1. Technical Field
Exemplary embodiments relate to nonvolatile memory devices. In particular, exemplary embodiments are concerned with phase change memory devices, layout structures thereof, and fabrication methods thereof.
2. Related Art
One type of phase change random access memory (hereinafter, referred to as “PRAM”) is a nonvolatile memory device that exhibits different resistivities for different corresponding solid state phases in which the solid state phases can be interchanged by carefully controlling the amount and/or flux of heat, usually Joule heat, imposed on these materials. A typical phase changeable material often comprises a chalcogenide compound consisting of germanium (Ge), antimony (Sb) and tellurium (Te). Typical phase changeable materials transitionally interchange between into a disordered amorphous to an ordered crystalline solid state driven by imposing Joule heat conditions. The disordered amorphous state usually is arbitrarily assigned to logical data “1” and the ordered crystalline state is assigned to logical data “0”. Alternately the disordered amorphous state can be arbitrarily assigned to logical data “0” and the ordered crystalline state can be assigned to logical data “1”.
A memory cell of a PRAM is typically composed of a variable resistor and a switching element. The variable resistor is made of a phase changeable material coupled between a word line and a bit line. The switching element is used to selectively drive the variable resistor.

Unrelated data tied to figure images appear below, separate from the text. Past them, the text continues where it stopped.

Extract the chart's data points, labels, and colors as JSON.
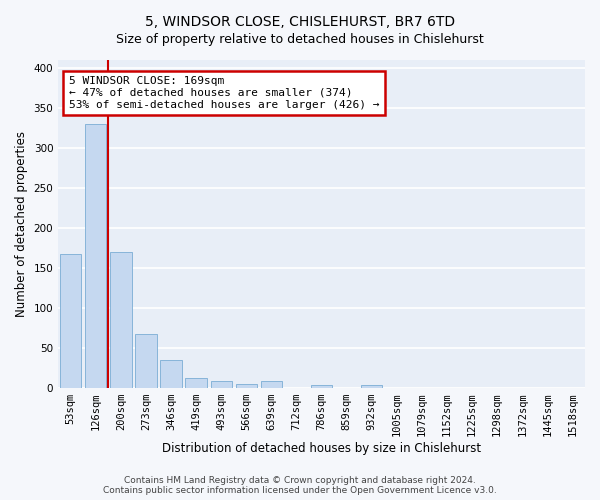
{
  "title1": "5, WINDSOR CLOSE, CHISLEHURST, BR7 6TD",
  "title2": "Size of property relative to detached houses in Chislehurst",
  "xlabel": "Distribution of detached houses by size in Chislehurst",
  "ylabel": "Number of detached properties",
  "categories": [
    "53sqm",
    "126sqm",
    "200sqm",
    "273sqm",
    "346sqm",
    "419sqm",
    "493sqm",
    "566sqm",
    "639sqm",
    "712sqm",
    "786sqm",
    "859sqm",
    "932sqm",
    "1005sqm",
    "1079sqm",
    "1152sqm",
    "1225sqm",
    "1298sqm",
    "1372sqm",
    "1445sqm",
    "1518sqm"
  ],
  "values": [
    168,
    330,
    170,
    67,
    35,
    12,
    9,
    5,
    9,
    0,
    3,
    0,
    4,
    0,
    0,
    0,
    0,
    0,
    0,
    0,
    0
  ],
  "bar_color": "#c5d8f0",
  "bar_edge_color": "#7aadd4",
  "vline_color": "#cc0000",
  "annotation_text": "5 WINDSOR CLOSE: 169sqm\n← 47% of detached houses are smaller (374)\n53% of semi-detached houses are larger (426) →",
  "annotation_box_color": "#cc0000",
  "footer1": "Contains HM Land Registry data © Crown copyright and database right 2024.",
  "footer2": "Contains public sector information licensed under the Open Government Licence v3.0.",
  "ylim": [
    0,
    410
  ],
  "yticks": [
    0,
    50,
    100,
    150,
    200,
    250,
    300,
    350,
    400
  ],
  "bg_color": "#f5f7fb",
  "plot_bg_color": "#e8eef7",
  "grid_color": "#ffffff",
  "title1_fontsize": 10,
  "title2_fontsize": 9,
  "xlabel_fontsize": 8.5,
  "ylabel_fontsize": 8.5,
  "tick_fontsize": 7.5,
  "footer_fontsize": 6.5,
  "ann_fontsize": 8
}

Usually in PRAM devices, word lines are provided in a form of junction regions in a semiconductor substrate and bit lines are provided in a form of wiring. The switching elements are often times diodes or metal-oxide-semiconductor (MOS) transistors.

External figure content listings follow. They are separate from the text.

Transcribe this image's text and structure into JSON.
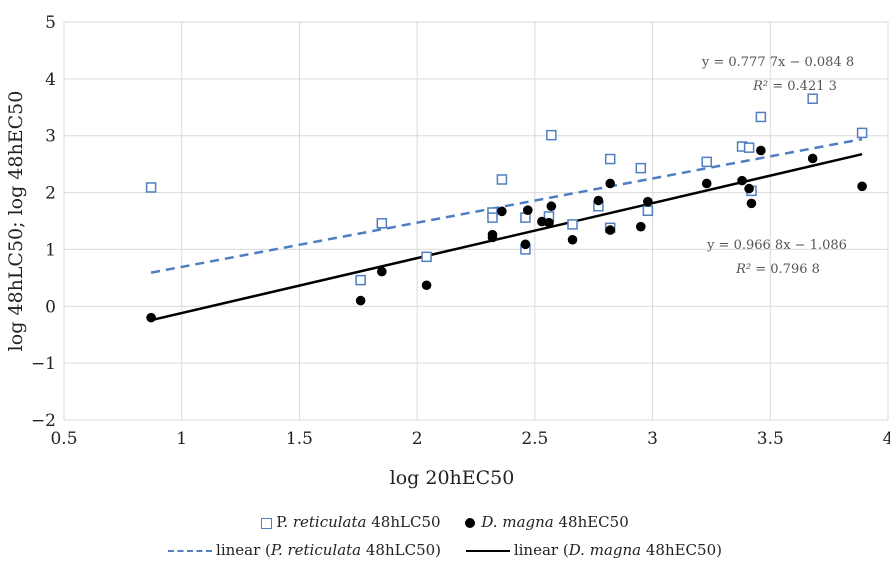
{
  "chart_data": {
    "type": "scatter",
    "xlabel": "log 20hEC50",
    "ylabel": "log 48hLC50; log 48hEC50",
    "xlim": [
      0.5,
      4
    ],
    "ylim": [
      -2,
      5
    ],
    "x_ticks": [
      "0.5",
      "1",
      "1.5",
      "2",
      "2.5",
      "3",
      "3.5",
      "4"
    ],
    "y_ticks": [
      "−2",
      "−1",
      "0",
      "1",
      "2",
      "3",
      "4",
      "5"
    ],
    "grid": true,
    "legend_position": "bottom",
    "series": [
      {
        "name_prefix": "P. ",
        "name_italic": "reticulata",
        "name_suffix": " 48hLC50",
        "marker": "square",
        "color": "#4f7fc1",
        "points": [
          [
            0.87,
            2.09
          ],
          [
            1.76,
            0.46
          ],
          [
            1.85,
            1.46
          ],
          [
            2.04,
            0.87
          ],
          [
            2.32,
            1.65
          ],
          [
            2.32,
            1.56
          ],
          [
            2.36,
            2.23
          ],
          [
            2.46,
            1.0
          ],
          [
            2.46,
            1.56
          ],
          [
            2.56,
            1.58
          ],
          [
            2.57,
            3.01
          ],
          [
            2.66,
            1.44
          ],
          [
            2.77,
            1.76
          ],
          [
            2.82,
            1.38
          ],
          [
            2.82,
            2.59
          ],
          [
            2.95,
            2.43
          ],
          [
            2.98,
            1.68
          ],
          [
            3.23,
            2.54
          ],
          [
            3.38,
            2.81
          ],
          [
            3.41,
            2.79
          ],
          [
            3.42,
            2.03
          ],
          [
            3.46,
            3.33
          ],
          [
            3.68,
            3.65
          ],
          [
            3.89,
            3.05
          ]
        ]
      },
      {
        "name_prefix": "",
        "name_italic": "D. magna",
        "name_suffix": " 48hEC50",
        "marker": "circle",
        "color": "#000000",
        "points": [
          [
            0.87,
            -0.2
          ],
          [
            1.76,
            0.1
          ],
          [
            1.85,
            0.61
          ],
          [
            2.04,
            0.37
          ],
          [
            2.32,
            1.21
          ],
          [
            2.32,
            1.26
          ],
          [
            2.36,
            1.67
          ],
          [
            2.46,
            1.09
          ],
          [
            2.47,
            1.69
          ],
          [
            2.53,
            1.49
          ],
          [
            2.56,
            1.47
          ],
          [
            2.57,
            1.76
          ],
          [
            2.66,
            1.17
          ],
          [
            2.77,
            1.86
          ],
          [
            2.82,
            1.34
          ],
          [
            2.82,
            2.16
          ],
          [
            2.95,
            1.4
          ],
          [
            2.98,
            1.84
          ],
          [
            3.23,
            2.16
          ],
          [
            3.38,
            2.21
          ],
          [
            3.41,
            2.07
          ],
          [
            3.42,
            1.81
          ],
          [
            3.46,
            2.74
          ],
          [
            3.68,
            2.6
          ],
          [
            3.89,
            2.11
          ]
        ]
      }
    ],
    "trendlines": [
      {
        "name_prefix": "linear (",
        "name_italic": "P. reticulata",
        "name_suffix": " 48hLC50)",
        "style": "dashed",
        "color": "#4f7fc1",
        "slope": 0.7777,
        "intercept": -0.0848,
        "x_range": [
          0.87,
          3.89
        ],
        "equation": "y = 0.777 7x − 0.084 8",
        "r2_label": "R²",
        "r2_value": " = 0.421 3"
      },
      {
        "name_prefix": "linear (",
        "name_italic": "D. magna",
        "name_suffix": " 48hEC50)",
        "style": "solid",
        "color": "#000000",
        "slope": 0.9668,
        "intercept": -1.086,
        "x_range": [
          0.87,
          3.89
        ],
        "equation": "y = 0.966 8x − 1.086",
        "r2_label": "R²",
        "r2_value": " = 0.796 8"
      }
    ]
  }
}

It is well known that a word line of a junction region usually exhibits a very large resistance relative to another line pattern having the same length. Further, as the number of memory cells coupled to the word line of junction region increase, so does the rate of word line delay increases. This problem is especially aggravated with an increase of integration density of the PRAM, and as a result the word line delay of PRAMs is prone to becoming excessively large.
Referring to FIG. 1, in order to lessen a voltage delay brought about by an increase of resistance on a word line WL of junction region, a strapping line ST_WL for applying a uniform voltage to memory cells coupled to the word line WL is formed over bit lines BL.
This strapping line ST_WL is usually made of a relatively high conductivity metal and is electrically connected to the word line WL of junction region through a contact CT such as contact plug or stud. In FIG. 1, PA denotes a peripheral area and CA denotes a cell area.
However, since the strapping line ST_WL is disposed over the bit lines BL, the height of the contact CT increases by a distance between the word line WL of junction region and the strapping line ST_WL. Such an increase of the contact height causes a signal path to exhibit an undesirable delay and makes the word line resistance increase.
Furthermore, as aforementioned, the contact CT must be provided for electrically connect (i.e., Ohmic contact) the strapping line ST_WL with the word line WL of junction region. In this structural configuration, since the contact CT has to occupy a space in a cell area CA and since an interval is required between the contact CT and a bit line contact 30 that electrically connects the bit line BL with a phase changeable material 20, then this structural configuration consequently results in enlarging a cell size of the PRAM.